HumanML3D Leaderboard Metrics
The row below uses the shared HumanML3D official-test caption protocol and the HML263 round-trip GT reference for SMPL-based evaluators. MotionCLIP metrics use raw projection embeddings without L2 normalization.

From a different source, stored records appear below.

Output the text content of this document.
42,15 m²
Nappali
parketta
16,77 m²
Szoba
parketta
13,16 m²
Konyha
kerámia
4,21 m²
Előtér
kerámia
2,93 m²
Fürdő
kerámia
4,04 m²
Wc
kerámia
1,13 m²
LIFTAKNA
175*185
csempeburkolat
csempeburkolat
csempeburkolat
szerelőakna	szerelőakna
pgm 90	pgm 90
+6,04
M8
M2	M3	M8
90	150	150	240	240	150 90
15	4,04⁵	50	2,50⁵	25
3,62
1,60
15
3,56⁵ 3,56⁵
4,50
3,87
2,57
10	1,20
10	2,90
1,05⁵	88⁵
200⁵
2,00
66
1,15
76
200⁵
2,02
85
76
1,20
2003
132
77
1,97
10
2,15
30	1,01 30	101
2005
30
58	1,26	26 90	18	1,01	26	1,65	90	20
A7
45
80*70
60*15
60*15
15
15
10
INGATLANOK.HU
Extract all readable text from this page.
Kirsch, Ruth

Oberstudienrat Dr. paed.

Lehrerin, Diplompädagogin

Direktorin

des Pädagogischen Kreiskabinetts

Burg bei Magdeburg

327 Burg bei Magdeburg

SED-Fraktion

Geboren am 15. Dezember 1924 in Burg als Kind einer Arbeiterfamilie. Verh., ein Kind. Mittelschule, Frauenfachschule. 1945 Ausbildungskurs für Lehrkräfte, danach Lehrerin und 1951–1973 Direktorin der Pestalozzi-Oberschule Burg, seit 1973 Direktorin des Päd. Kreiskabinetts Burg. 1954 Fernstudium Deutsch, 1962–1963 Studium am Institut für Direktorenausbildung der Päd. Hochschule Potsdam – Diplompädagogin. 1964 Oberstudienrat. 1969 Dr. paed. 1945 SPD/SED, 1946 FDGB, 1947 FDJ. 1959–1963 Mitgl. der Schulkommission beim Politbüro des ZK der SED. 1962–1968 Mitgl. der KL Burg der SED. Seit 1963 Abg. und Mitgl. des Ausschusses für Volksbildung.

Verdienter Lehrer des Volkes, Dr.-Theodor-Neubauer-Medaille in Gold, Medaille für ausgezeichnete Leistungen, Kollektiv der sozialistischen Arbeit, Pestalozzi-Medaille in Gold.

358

| Evaluator | R1 up | R2 up | R3 up | FID down | MM down | Div up |
|---|---|---|---|---|---|---|
| MotionStreamer-272 | 0.4940 | 0.6352 | 0.6944 | 23.6811 | 19.6781 | 25.5410 |
| MotionCLIP-135 no-L2 | 0.3688 | 0.5049 | 0.5828 | 84.8756 | 42.8579 | 23.2174 |
Physical metrics:
| Slide down | Float down | Jitter down | Dynamic down |
|---|---|---|---|
| 3.8783 | 10.8835 | 5.1680 | 21.0609 |
Implementation Notes
- Artifact inference imports only
hftrainer.models.motion.motiongpt.network. - The released checkpoint has FLAN-T5-base / T5-v1.1 FFN shapes rather than
ordinary
t5-baseFFN shapes. - The checkpoint stores a distinct LM head while sharing the encoder and
decoder input embeddings; the bundle keeps
shared_encoder_decoder_untied_lm_head. - The validated HumanML3D setting uses the official no-length prompt mode
(
official_nolen) and the selected-caption official-test protocol.